A Big Breakthrough for the Tiniest Patients
In the United States, 30,000 babies are born every year at 26 weeks gestation or less. This extreme prematurity is the nation’s leading cause of infant mortality (death) and morbidity (sickness). Fewer than half survive. Of those who do, 90 percent suffer sickness and disability, such as lung disease, cerebral palsy, blindness and brain damage. The annual cost of hospital care for these babies is estimated at more than $40 billion.
Surgeons and neonatologists at Children’s Hospital of Philadelphia witness the effects of prematurity every day. And now a team of them has innovated a system that could revolutionize care for these tiny and vulnerable babies.
The device — which is in an experimental stage using animal models — replicates the womb. The fetuses remain immersed in fluid and their lungs are kept at rest.
The results, published in April in Nature Communications, show great promise.
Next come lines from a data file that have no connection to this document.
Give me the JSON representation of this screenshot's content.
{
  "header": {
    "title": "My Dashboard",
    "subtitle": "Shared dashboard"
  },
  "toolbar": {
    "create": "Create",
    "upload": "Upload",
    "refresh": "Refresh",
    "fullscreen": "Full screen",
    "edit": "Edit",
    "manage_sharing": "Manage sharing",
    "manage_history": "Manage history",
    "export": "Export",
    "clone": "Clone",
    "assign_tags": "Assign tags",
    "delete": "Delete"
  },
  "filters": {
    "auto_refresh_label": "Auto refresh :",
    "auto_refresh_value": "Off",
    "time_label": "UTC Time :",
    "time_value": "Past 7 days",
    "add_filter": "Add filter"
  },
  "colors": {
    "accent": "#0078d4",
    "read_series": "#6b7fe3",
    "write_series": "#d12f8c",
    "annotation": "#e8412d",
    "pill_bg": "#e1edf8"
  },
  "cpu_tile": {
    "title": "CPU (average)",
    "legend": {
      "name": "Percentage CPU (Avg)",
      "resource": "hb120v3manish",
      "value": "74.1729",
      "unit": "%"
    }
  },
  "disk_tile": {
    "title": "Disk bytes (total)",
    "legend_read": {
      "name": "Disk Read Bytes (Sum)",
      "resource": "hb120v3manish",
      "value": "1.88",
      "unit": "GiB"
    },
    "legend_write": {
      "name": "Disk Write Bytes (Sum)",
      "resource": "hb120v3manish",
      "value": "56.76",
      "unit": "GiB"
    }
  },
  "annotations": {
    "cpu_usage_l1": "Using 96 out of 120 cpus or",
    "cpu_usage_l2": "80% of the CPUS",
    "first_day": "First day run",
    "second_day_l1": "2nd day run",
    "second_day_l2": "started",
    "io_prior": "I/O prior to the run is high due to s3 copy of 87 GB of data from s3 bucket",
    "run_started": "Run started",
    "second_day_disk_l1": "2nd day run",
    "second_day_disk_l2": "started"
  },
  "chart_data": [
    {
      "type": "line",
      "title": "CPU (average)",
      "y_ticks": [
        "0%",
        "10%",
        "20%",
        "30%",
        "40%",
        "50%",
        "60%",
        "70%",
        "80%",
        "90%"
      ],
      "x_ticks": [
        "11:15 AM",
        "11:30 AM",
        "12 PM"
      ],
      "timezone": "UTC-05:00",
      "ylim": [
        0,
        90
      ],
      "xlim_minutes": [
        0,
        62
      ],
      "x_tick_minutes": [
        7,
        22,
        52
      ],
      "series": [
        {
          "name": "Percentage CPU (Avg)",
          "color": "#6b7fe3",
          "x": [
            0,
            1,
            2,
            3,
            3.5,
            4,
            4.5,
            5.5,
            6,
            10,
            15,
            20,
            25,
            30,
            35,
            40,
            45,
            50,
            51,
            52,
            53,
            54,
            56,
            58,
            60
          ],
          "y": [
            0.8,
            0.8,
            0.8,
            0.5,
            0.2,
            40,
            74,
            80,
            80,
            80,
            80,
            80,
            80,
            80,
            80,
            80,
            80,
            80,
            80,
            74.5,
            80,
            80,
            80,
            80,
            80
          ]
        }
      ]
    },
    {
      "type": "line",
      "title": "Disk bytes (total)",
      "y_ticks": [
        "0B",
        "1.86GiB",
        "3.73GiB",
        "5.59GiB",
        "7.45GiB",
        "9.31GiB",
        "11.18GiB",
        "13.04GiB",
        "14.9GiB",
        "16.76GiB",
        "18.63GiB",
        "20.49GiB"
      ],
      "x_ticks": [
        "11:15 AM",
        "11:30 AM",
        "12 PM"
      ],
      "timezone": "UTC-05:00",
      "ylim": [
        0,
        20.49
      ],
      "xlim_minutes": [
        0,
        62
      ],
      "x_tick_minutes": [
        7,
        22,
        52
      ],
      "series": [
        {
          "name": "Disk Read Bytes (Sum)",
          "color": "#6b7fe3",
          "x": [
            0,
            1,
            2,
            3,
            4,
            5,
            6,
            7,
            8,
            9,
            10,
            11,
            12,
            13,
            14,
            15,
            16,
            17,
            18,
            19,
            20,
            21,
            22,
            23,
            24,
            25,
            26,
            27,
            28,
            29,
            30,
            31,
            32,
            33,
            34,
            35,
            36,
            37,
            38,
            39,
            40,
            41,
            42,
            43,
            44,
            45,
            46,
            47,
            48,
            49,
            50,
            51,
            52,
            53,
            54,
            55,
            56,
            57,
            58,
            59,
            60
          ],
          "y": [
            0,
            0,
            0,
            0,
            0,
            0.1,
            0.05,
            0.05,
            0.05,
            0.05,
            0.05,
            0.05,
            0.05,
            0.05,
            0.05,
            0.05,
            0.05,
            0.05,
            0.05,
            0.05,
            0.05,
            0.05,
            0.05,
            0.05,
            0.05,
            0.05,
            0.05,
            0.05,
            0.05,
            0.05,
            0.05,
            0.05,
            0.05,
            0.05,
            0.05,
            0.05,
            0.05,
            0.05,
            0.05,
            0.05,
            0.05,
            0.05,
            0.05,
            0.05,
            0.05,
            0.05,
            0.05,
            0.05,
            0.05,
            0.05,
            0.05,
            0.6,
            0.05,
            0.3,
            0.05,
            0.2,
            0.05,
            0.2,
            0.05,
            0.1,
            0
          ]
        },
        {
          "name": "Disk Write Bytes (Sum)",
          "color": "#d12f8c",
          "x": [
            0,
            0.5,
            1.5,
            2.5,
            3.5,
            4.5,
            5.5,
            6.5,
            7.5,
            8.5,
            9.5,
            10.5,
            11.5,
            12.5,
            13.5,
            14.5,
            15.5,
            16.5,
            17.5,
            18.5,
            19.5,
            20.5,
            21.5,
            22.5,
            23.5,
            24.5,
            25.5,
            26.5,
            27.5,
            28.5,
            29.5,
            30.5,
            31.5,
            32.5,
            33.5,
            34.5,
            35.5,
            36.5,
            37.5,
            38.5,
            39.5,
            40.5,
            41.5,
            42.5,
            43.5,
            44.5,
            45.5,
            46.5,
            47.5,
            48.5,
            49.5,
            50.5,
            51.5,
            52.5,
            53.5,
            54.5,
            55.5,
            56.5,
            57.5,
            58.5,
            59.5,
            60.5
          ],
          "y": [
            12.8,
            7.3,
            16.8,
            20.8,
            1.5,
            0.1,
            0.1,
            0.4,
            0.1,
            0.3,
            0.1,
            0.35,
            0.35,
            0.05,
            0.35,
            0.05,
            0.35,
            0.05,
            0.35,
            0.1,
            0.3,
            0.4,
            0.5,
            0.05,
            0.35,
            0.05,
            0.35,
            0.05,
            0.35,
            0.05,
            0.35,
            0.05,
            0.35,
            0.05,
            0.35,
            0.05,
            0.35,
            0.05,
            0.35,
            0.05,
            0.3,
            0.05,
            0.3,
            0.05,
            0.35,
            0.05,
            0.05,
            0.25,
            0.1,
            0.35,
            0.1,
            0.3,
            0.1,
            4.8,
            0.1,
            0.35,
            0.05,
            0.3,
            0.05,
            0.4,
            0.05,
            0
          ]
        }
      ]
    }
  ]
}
The research team, led by surgeon Alan Flake, MD, Director of the Center for Fetal Research at CHOP, is currently working to scale down the system for use in human infants, who are much smaller than infant lambs.
“If our system is as successful as we think it can be, ultimately the majority of pregnancies predicted at-risk for extreme prematurity would be delivered onto an system that keeps them immersed, rather than being delivered onto a ventilator,” says Flake. “With that we would have normal physiologic development and avoid essentially all of the major risks of prematurity — and that would translate into a huge impact on pediatric health.”